Ehh, I think this is much ado about, well, not exactly nothing, but not that all much. Daniel Cormier has already taken Anthony Johnson’s best punch and found a way to win. That’s not exactly a surefire way to sell tickets for a rematch. The UFC’s best bet is to convince the public to buy UFC 210 is to sell the notion that this time around, Rumble is new and improved and better than last time out, so things might not go the way they did the first time around.

As for the infamous UFC 210 fight poster, which comes off like like the MMA equivalent of Andre the Giant wrestling a little person, with Rumble serving as Andre, I mean, sure, it wasn’t the best-thought-out design. But when Cormier doesn’t have an authentic grudge to work with, he’ll create a chip to place out of his shoulder — remember all the hoopla about Patrick Cummins? — so this works for him just fine, even if it was mostly a matter of Twitter finding something to get angry about on a slow day.

UFC Fight Night London

@RednckTruckrHat: Why should I care about this card?

I mean, I get it. At first glance, this fight card is headlined by Jimi Manuwa vs. Corey Anderson. WTF?

Glance beneath the surface, though, and you’ve got yourself a nice little Fight Pass card.

Let’s start with the main event itself. If this wasn’t a main event, and simply an ordinary main card fight, we’d be saying something along the lines of “this is a decent little fight.” Which it is. Manuwa is capable of delivering a one-hitter quitter at any time and Anderson is building some real momentum, with five wins in his past six fights. Manuwa, meanwhile, trucked Ovince Saint Preux in his last fight. It’s a consequential fight with the winner moving up.

Then there’s the co-main of Gunnar Nelson vs. Alan Jouban, which is almost criminally underappreciated. Jouban has built up a head of steam, has asked for legit opponents, and finally has one. Nelson rebounded from a loss to Demian Maia with a Perfomance of the Night finish of Albert Tumenov and an impressive win over Jouban would leave no doubt he’s back on track. There’s no doubt the winner comes out of this a player at 170.
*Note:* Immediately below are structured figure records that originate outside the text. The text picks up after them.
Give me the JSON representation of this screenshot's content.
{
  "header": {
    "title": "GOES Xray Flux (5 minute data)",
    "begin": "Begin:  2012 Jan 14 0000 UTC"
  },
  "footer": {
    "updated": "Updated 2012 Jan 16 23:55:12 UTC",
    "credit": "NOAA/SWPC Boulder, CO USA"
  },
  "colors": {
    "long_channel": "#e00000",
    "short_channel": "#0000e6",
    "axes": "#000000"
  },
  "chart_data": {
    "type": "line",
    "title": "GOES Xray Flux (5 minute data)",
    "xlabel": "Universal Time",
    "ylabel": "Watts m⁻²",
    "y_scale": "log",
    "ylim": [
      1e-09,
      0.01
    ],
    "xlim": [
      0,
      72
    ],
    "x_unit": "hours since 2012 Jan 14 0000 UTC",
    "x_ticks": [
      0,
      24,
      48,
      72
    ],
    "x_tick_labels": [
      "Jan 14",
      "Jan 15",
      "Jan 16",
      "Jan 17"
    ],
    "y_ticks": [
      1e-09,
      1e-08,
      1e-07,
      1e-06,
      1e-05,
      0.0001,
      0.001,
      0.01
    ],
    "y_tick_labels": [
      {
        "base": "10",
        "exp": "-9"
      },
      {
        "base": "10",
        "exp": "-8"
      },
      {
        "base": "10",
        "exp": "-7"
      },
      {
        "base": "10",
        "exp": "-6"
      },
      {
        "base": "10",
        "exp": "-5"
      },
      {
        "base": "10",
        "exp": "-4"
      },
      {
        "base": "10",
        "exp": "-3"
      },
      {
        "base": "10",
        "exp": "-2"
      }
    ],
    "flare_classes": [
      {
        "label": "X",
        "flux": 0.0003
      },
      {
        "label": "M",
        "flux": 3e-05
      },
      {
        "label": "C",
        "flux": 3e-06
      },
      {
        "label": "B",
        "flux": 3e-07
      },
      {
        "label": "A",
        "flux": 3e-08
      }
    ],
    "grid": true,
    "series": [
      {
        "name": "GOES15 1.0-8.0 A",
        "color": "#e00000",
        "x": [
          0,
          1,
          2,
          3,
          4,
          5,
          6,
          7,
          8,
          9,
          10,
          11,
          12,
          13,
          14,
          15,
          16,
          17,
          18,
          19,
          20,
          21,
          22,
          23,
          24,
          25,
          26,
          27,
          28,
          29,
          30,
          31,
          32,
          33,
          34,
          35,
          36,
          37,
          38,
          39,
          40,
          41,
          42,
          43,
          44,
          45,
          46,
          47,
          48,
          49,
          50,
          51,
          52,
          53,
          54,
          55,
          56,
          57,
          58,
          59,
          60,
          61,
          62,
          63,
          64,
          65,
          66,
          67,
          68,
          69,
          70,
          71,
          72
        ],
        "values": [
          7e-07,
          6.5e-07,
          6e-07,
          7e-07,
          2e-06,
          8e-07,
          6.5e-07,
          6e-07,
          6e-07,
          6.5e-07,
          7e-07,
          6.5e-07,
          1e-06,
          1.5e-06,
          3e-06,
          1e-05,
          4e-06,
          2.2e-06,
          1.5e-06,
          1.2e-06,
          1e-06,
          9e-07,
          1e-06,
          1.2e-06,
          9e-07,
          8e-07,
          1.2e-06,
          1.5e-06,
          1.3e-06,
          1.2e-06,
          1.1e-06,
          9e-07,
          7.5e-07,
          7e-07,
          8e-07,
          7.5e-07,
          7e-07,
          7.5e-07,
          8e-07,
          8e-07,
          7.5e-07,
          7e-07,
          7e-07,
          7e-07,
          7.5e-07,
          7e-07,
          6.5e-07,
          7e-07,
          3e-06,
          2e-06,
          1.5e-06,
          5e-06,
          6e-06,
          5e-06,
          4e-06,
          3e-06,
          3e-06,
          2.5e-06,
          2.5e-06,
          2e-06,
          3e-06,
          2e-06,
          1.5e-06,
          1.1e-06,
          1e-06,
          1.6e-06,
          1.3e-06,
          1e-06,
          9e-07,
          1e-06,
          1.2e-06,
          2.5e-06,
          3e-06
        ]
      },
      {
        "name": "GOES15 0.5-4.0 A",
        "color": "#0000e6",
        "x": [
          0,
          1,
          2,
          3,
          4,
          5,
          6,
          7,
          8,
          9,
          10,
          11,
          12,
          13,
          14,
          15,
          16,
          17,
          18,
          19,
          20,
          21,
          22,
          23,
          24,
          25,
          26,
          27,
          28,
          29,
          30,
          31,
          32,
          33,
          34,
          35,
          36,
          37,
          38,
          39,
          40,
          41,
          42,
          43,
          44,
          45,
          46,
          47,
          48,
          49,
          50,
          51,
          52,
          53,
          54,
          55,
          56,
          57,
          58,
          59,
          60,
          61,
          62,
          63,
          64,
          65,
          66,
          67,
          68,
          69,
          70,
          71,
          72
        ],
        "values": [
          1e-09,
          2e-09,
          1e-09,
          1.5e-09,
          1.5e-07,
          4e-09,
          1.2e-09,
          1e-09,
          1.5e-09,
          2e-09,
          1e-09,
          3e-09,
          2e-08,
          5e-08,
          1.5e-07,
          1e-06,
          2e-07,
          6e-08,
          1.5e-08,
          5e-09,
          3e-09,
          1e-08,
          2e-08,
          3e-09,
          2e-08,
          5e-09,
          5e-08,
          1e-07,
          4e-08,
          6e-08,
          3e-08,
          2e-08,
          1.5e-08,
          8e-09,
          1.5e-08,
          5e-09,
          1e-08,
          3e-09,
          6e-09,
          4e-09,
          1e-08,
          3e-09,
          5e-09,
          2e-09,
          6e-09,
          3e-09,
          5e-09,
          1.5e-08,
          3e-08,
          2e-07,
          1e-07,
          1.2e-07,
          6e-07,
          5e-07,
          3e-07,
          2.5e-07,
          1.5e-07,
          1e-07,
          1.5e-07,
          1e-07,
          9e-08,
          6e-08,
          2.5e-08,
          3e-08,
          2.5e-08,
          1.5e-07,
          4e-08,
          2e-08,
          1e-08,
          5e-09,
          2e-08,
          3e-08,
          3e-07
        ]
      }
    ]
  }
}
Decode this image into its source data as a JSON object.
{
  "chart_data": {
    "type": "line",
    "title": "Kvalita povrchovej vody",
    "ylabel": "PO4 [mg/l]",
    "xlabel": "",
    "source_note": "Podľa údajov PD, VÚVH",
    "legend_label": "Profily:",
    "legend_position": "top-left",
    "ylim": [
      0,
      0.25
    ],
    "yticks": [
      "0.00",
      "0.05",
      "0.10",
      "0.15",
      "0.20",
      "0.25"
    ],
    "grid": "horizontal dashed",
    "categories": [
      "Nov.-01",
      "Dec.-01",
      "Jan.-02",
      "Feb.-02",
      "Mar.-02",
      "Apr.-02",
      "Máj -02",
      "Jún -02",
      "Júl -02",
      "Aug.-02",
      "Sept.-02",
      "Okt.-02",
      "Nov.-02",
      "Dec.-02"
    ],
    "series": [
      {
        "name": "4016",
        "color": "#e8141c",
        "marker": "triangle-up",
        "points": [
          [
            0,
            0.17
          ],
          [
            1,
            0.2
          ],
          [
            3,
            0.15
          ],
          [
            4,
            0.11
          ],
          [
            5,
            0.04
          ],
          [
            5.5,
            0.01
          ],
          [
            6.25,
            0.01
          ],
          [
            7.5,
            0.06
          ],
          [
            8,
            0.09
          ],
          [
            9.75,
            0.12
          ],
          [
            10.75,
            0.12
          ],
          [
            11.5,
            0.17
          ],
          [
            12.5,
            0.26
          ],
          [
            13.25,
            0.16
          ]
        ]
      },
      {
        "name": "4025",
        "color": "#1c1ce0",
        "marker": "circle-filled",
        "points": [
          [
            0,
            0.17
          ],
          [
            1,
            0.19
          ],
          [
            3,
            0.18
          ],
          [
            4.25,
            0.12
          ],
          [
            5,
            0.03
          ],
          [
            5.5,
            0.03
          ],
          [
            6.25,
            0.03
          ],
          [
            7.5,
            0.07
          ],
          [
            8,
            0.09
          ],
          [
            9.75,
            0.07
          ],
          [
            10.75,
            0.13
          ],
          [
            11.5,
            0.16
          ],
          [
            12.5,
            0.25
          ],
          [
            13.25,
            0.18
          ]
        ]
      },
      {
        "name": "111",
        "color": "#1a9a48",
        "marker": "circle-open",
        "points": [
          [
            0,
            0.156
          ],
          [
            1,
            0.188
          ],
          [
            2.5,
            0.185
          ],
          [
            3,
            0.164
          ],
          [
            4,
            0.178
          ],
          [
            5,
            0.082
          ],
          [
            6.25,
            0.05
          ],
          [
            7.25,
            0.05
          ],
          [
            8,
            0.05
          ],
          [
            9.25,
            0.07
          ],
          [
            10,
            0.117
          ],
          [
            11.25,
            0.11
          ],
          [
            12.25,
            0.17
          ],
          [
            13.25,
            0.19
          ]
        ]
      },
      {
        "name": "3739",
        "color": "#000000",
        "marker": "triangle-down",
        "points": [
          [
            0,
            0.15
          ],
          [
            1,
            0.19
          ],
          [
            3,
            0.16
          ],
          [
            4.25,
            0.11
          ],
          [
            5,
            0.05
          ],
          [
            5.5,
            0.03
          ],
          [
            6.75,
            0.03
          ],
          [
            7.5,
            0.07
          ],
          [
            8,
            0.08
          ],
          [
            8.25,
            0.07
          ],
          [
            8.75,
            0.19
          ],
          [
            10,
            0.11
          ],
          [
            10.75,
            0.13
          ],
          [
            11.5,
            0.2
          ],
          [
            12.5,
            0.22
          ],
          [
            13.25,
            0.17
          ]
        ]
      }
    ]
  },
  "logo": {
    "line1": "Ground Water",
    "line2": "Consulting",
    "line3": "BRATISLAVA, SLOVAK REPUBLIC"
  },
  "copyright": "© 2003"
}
And finally, one of the sport’s good guys, Brad Pickett, is making his curtain call in his hometown. Add all this up, and there are far worse ways to spend a Saturday afternoon.

Dana

@auggie85: how many times has dana denied something that turned out to be true? Can you list them. Haha

I would, Auggie, but it’s early Friday evening as I write this, I have tickets to Cavaliers vs. Clippers on Saturday night, and I don’t want to still find myself in front of my computer listing them all at tipoff.